All else being equal, a company will be more profitable on a defensive basis than accrual basis when depreciation is greater than capex (which you don't see too often). So in CMVT's case, if there is no increase in net working capital and accrual taxes equal defensive taxes (sometimes the case, but not always), then CMVT's defensive profits will be $35 million higher than accrual profits.

Eventually, CMVT's depreciation expense will converge with capex, which means the two earnings figures in future years will be the same (provided management doesn't extend the useful life of its fixed asset base). For this reason, I would be cautious about assuming that an abnormally high level of defensive profits will be the norm.

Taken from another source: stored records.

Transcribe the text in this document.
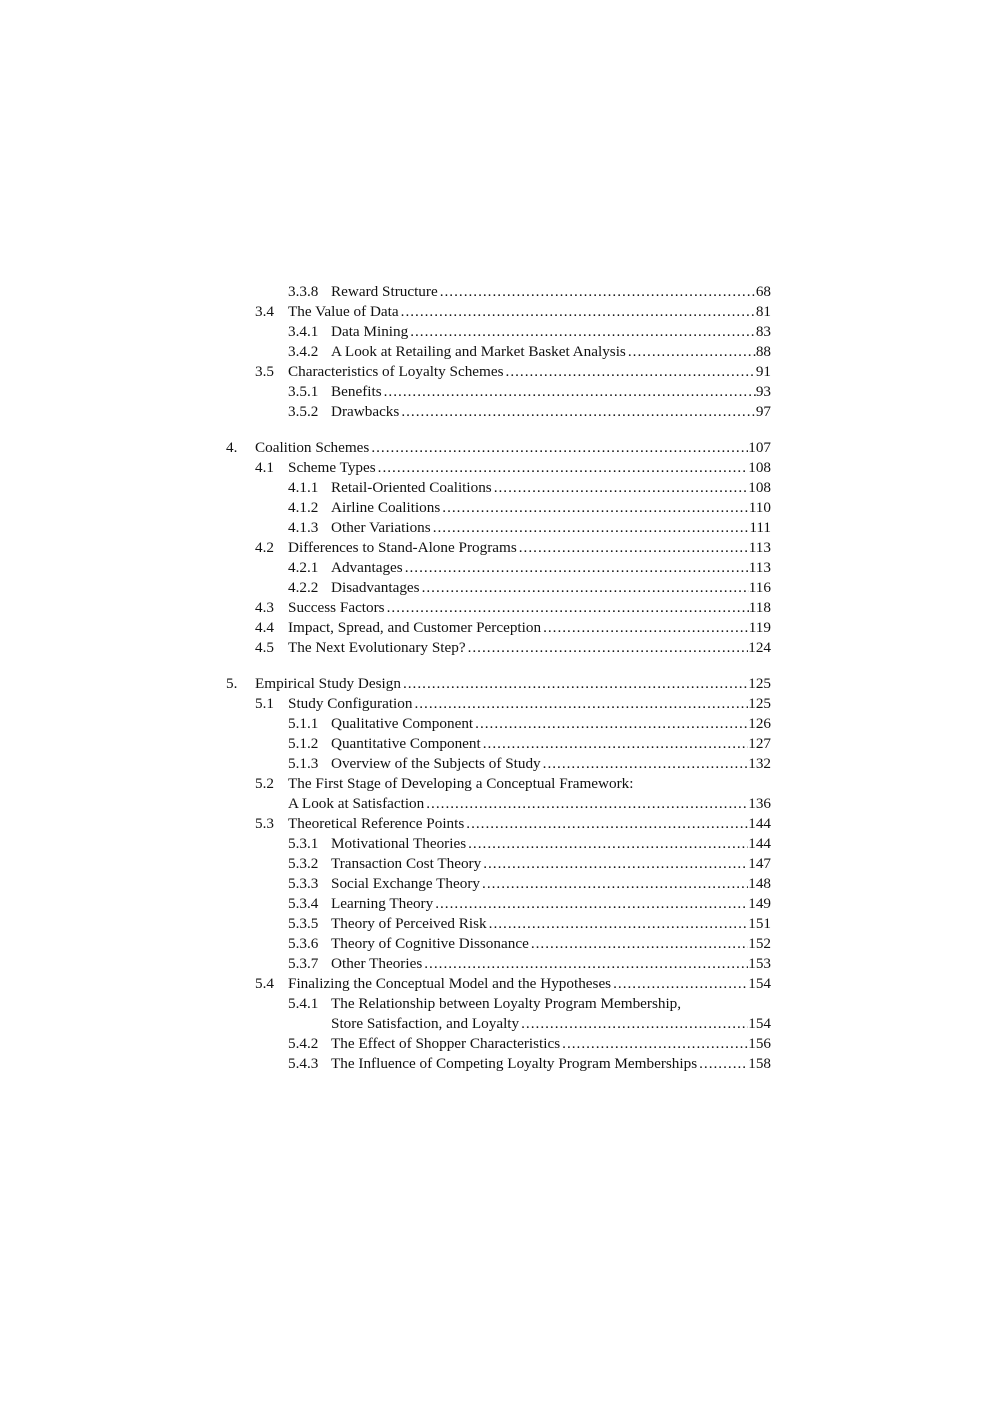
3.3.8 Reward Structure .....	68
3.4 The Value of Data .....	81
3.4.1 Data Mining .....	83
3.4.2 A Look at Retailing and Market Basket Analysis .....	88
3.5 Characteristics of Loyalty Schemes .....	91
3.5.1 Benefits .....	93
3.5.2 Drawbacks .....	97
4. Coalition Schemes .....	107
4.1 Scheme Types .....	108
4.1.1 Retail-Oriented Coalitions .....	108
4.1.2 Airline Coalitions .....	110
4.1.3 Other Variations .....	111
4.2 Differences to Stand-Alone Programs .....	113
4.2.1 Advantages .....	113
4.2.2 Disadvantages .....	116
4.3 Success Factors .....	118
4.4 Impact, Spread, and Customer Perception .....	119
4.5 The Next Evolutionary Step? .....	124
5. Empirical Study Design .....	125
5.1 Study Configuration .....	125
5.1.1 Qualitative Component .....	126
5.1.2 Quantitative Component .....	127
5.1.3 Overview of the Subjects of Study .....	132
5.2 The First Stage of Developing a Conceptual Framework:
A Look at Satisfaction .....	136
5.3 Theoretical Reference Points .....	144
5.3.1 Motivational Theories .....	144
5.3.2 Transaction Cost Theory .....	147
5.3.3 Social Exchange Theory .....	148
5.3.4 Learning Theory .....	149
5.3.5 Theory of Perceived Risk .....	151
5.3.6 Theory of Cognitive Dissonance .....	152
5.3.7 Other Theories .....	153
5.4 Finalizing the Conceptual Model and the Hypotheses .....	154
5.4.1 The Relationship between Loyalty Program Membership,
Store Satisfaction, and Loyalty .....	154
5.4.2 The Effect of Shopper Characteristics .....	156
5.4.3 The Influence of Competing Loyalty Program Memberships .....	158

The other reason why a firm's defensive profits can exceed accrual earnings is when management is able to make negative investments in working capital. A negative investment in working capital means working capital assets (receivables, inventory) build at a slower rate than working capital liabilities (payables, accrued expenses). You want to find and own companies that make negative investments in working capital--they are more efficient employers of capital (and hence, better investments) for the same reason that a car that gets 33 miles per gallon is more efficient than a car that gets 28 MPG (assuming, of course, no sacrifice in comfort, safety, space, etc.)

One of the hallmarks of Dell Computer during its high growth phase of the mid-90s was combining a ferocious growth rate in topline sales with a decline in net working capital. To wit, in fiscal 1999, Dell generated $18.2 billion of revenue, versus $890 million in 1992. Meanwhile, ending working capital was a negative $(537) million, compared with $128 million at fiscal year-end 1992. Thus, revenues surged 20-fold while working capital declined...a remarkable accomplishment.

Hope this helps. Also, perhaps you can re-phrase the question in your last two sentences.